[Two Boys in Wyoming by Edward S. Ellis]@TWC D-Link bookTwo Boys in Wyoming CHAPTER V 9/19
Hazletine explained that a large tract of land to the northwest and close to the mountains had been set apart some years before by the United States Government for exclusive occupancy by several tribes of Indians.
They owned the land, and no white man had the right to intrude upon them. In the Southwest, where the Apaches were placed on reservations, there had been the most frightful trouble, for those Indians are the worst in North America.
All our readers know how many times the fierce Geronimo and a few of his hostiles broke away from their reservation, and, riding swiftly through Arizona and New Mexico, spread desolation, woe and death in their path.

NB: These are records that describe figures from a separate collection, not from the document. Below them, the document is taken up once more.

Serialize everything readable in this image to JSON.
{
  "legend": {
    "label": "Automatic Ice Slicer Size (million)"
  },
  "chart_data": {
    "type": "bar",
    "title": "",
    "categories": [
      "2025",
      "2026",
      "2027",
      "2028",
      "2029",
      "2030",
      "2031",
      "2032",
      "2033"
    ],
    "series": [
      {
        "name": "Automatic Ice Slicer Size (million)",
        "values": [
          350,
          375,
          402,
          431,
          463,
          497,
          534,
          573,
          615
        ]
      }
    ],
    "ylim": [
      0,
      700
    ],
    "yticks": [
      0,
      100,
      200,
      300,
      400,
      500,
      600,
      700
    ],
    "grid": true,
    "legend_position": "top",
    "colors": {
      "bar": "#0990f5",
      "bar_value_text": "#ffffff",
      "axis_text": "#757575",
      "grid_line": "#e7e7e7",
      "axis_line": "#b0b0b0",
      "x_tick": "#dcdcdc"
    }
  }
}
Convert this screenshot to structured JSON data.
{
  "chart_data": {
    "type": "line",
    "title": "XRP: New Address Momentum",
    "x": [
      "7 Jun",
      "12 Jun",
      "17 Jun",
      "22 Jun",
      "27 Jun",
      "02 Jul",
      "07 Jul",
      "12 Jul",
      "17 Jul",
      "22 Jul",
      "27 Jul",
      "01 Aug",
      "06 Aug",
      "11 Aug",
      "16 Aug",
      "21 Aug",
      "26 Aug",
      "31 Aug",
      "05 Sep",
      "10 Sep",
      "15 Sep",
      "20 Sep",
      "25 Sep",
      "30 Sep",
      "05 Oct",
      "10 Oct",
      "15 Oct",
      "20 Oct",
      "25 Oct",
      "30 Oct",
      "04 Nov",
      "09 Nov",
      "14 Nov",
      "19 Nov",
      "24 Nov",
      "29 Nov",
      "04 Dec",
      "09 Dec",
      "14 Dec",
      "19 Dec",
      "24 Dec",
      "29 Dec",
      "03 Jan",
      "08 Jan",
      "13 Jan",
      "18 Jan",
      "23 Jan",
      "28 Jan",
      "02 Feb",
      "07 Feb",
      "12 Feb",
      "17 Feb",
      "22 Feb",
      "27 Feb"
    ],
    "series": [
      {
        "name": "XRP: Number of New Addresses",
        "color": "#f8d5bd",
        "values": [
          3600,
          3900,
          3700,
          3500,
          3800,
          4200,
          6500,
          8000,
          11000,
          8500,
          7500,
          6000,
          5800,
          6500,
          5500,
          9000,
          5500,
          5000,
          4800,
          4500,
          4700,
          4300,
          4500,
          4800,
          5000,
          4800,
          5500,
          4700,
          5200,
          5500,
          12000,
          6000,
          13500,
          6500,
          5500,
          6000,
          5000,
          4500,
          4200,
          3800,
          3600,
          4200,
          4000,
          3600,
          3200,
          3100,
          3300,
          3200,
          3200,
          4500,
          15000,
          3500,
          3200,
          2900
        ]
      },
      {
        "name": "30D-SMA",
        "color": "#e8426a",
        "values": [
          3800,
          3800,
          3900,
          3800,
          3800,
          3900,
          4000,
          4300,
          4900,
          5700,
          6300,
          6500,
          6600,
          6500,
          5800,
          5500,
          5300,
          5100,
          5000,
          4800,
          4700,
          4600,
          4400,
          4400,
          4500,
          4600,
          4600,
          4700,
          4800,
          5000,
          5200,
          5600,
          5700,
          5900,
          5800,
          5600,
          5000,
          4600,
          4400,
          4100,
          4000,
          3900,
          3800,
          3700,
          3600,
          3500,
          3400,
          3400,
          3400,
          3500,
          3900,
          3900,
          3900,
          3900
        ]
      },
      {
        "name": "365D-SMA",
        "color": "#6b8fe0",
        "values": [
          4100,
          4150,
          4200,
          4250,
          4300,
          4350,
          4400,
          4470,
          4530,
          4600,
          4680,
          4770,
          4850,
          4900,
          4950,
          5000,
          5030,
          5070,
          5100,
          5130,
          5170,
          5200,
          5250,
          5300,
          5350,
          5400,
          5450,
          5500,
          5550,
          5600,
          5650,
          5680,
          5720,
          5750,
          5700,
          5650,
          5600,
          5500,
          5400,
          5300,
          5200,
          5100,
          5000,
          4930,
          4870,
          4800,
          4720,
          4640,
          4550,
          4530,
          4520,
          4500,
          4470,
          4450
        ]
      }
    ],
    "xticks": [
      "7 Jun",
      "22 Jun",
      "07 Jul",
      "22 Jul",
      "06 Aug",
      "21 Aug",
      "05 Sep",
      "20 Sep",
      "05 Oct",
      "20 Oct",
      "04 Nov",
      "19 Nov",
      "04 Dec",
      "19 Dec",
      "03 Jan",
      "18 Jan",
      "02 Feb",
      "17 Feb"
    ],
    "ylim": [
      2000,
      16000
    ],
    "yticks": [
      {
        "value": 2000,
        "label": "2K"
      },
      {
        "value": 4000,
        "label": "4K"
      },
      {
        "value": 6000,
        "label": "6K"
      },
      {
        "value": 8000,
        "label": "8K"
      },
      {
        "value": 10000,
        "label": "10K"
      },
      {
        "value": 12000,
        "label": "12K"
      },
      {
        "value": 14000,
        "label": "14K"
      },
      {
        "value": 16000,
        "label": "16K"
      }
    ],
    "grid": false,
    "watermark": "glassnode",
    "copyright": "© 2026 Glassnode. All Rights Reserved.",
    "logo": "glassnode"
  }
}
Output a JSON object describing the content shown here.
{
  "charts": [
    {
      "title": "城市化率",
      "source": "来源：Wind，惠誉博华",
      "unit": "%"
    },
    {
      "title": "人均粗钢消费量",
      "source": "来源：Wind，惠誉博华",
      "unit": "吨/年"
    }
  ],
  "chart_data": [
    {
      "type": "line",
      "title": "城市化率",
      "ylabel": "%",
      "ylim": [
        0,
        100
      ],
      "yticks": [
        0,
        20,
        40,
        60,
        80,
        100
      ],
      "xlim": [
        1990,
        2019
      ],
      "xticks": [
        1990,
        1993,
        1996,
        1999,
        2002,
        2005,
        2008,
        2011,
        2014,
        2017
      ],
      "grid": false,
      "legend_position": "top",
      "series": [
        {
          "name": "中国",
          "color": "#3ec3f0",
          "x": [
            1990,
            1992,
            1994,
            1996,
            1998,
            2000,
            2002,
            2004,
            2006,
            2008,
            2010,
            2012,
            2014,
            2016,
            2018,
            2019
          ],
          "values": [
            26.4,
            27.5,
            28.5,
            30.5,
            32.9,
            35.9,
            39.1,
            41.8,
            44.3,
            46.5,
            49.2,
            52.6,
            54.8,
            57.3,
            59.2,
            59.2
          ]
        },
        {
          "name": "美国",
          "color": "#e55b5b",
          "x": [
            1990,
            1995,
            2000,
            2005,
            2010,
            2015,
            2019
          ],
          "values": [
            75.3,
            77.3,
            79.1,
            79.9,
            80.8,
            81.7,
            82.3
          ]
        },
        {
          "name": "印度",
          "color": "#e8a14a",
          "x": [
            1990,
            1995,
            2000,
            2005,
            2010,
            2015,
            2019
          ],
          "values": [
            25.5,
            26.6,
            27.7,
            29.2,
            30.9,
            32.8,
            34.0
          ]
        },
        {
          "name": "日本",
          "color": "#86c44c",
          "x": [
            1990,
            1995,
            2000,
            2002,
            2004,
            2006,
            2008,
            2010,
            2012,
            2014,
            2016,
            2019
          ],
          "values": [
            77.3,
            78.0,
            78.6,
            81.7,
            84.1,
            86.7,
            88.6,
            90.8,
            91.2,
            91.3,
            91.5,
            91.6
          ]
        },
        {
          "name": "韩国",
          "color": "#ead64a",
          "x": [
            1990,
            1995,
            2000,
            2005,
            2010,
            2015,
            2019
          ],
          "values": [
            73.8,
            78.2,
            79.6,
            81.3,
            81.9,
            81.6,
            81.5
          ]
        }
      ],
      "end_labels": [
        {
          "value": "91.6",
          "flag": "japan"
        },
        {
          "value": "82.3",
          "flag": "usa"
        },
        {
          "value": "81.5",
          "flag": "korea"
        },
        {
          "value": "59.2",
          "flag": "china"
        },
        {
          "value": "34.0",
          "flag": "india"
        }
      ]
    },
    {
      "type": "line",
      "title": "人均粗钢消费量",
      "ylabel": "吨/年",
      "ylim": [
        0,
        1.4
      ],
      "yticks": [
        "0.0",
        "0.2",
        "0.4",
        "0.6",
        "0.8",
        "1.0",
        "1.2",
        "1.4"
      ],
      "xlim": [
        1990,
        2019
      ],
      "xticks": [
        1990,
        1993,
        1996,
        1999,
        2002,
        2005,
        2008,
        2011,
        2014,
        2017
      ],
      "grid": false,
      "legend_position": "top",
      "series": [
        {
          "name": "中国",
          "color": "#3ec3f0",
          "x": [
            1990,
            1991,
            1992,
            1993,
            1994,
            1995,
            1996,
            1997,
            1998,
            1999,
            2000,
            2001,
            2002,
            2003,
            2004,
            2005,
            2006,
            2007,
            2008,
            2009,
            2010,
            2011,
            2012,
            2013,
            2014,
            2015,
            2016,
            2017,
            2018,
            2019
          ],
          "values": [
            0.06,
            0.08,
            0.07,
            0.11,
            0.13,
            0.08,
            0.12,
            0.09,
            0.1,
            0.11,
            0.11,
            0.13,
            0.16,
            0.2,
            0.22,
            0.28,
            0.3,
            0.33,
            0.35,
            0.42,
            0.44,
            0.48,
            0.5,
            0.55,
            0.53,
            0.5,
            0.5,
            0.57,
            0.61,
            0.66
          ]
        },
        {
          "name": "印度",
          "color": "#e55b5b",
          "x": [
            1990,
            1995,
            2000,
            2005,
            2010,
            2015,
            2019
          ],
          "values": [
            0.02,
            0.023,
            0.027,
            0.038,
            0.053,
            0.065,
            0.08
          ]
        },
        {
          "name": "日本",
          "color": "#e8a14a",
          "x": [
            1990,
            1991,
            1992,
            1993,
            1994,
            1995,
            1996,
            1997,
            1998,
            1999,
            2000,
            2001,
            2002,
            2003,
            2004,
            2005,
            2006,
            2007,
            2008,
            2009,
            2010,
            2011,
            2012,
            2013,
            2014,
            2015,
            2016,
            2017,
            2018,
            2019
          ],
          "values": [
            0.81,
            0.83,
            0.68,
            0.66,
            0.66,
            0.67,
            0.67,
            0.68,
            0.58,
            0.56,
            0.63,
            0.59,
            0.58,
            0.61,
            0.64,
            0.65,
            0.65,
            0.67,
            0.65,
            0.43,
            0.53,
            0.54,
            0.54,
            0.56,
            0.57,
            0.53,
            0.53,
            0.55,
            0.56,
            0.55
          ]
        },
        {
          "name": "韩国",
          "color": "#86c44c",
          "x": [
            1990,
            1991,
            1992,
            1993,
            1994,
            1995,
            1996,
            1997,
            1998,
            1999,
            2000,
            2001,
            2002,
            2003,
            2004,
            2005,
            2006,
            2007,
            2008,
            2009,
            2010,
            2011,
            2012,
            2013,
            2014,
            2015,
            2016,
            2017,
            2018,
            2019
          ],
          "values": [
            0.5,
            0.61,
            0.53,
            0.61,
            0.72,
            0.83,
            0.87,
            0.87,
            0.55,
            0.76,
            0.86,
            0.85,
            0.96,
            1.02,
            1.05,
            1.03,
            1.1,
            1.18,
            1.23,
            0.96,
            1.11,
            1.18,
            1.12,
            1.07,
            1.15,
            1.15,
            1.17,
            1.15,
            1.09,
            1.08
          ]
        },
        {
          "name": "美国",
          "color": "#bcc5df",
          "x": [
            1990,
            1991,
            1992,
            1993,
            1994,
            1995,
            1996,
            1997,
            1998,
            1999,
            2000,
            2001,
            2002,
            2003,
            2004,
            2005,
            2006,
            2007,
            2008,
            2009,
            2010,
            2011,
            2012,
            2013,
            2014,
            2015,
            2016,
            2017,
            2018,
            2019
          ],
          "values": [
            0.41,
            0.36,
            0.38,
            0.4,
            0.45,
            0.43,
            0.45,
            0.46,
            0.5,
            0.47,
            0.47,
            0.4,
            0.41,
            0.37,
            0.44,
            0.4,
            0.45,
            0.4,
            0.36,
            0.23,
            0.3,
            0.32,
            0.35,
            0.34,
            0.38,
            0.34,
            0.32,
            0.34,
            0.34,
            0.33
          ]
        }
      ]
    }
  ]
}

Not until Geronimo and his worst bucks were run down in old Mexico and transported bodily to the East was the danger to the Southwest terminated. Nothing of the kind has taken place in Wyoming, Montana, the Dakotas and other reservations further east, but there is always a certain number of malcontents on the reservations who cause trouble.
They steal away unnoticed by the authorities, and engage in thieving, and, when the chances are favorable against detection, commit graver crimes. "That Injin that come into the timber last night was a sort of dog Injin that had come down from the Wind River Reservation to find out what he could steal." The boys looked at each other in astonishment.